In particular, HEART is targeting social housing as the testbed for the new toolkit. Housing Europe, a network of social housing organisations whose members manage about 11% of households in Europe, is one of 16 partners in the consortium.
“This is a holistic package, that combines all the different elements – photovoltaics, renewables, insulation and so on – for deep renovation, and that can help to choose the most optimal mix and settings. This means that HEART shows how to get the best value, in terms of energy performance and investmentcosts,” says Sébastien Garnier, innovation and project manager at Housing Europe.
The HEART system will be tested on buildings managed by social housing providers, such as Est Métropole Habitat, a social housing organisation managing 16,000 social housing units in eastern Lyon, France. A second test site is owned by ACER (Azienda Casa Emilia-Romagna) Reggio Emilia, a public housing provider in Reggio Emilia, Italy. Over the next two years, after the HEART interventions, the buildings will be in line with nZEB levels of energy consumption (<50 kWh/m2/yr) – and should achieve energy savings of 90%.
These test cases for the HEART system are typical of the target market in Central and Southern Europe: medium-size, multi-storey condominium buildings, constructed in the second half of the 20th century and located in moderate climatic zones. It is estimated that there are around 1,005,000 such buildings in Europe.
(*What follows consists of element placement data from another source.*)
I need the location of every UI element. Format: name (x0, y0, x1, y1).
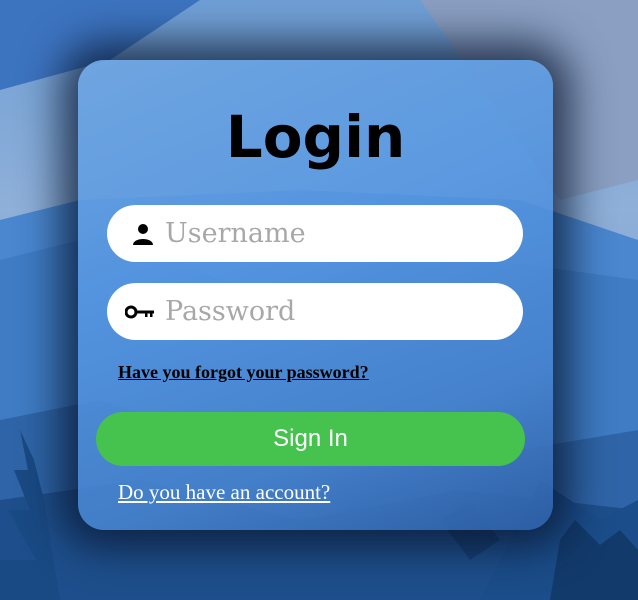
forgot-password-link[interactable]: Have you forgot your password? (118, 362, 369, 383)
sign-in-button[interactable]: Sign In (96, 412, 525, 466)
password-field[interactable] (107, 283, 523, 340)
user-icon (107, 222, 157, 246)
login-title: Login (225, 103, 406, 171)
password-input[interactable] (165, 296, 505, 327)
create-account-link[interactable]: Do you have an account? (118, 480, 330, 505)
key-icon (107, 304, 157, 320)
login-card: Login Have you forgot your password? Sig… (78, 60, 553, 530)
username-input[interactable] (165, 218, 505, 249)
username-field[interactable] (107, 205, 523, 262)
- International Social Housing Festival, 4-8 June 2019, Lyon, France
- HEART joint session at EU Sustainable Energy Week, 18 June 2019, Brussels, Belgium
- Sign-up to HEART’s newsletter and visit the website: www.heartproject.eu
- Read: The future of Smart Energy Homes in 32 Words – A Housing Europe HEART Glossary
The HEART toolkit incorporates different components and technologies, which cooperate to transform an existing building into a smart building. In developing this toolkit, the project advances and improves energy efficiency and the use of renewable energies in buildings across Europe. Particularly in Central and Southern Europe where climate change is leading to increased electricity consumption both during summer and winter seasons. The core of HEART is a cloud-based computing platform that includes decision-making and energy management features. The HEART toolkit thus becomes the heart of a building, regulating its energy consumption and energy flow.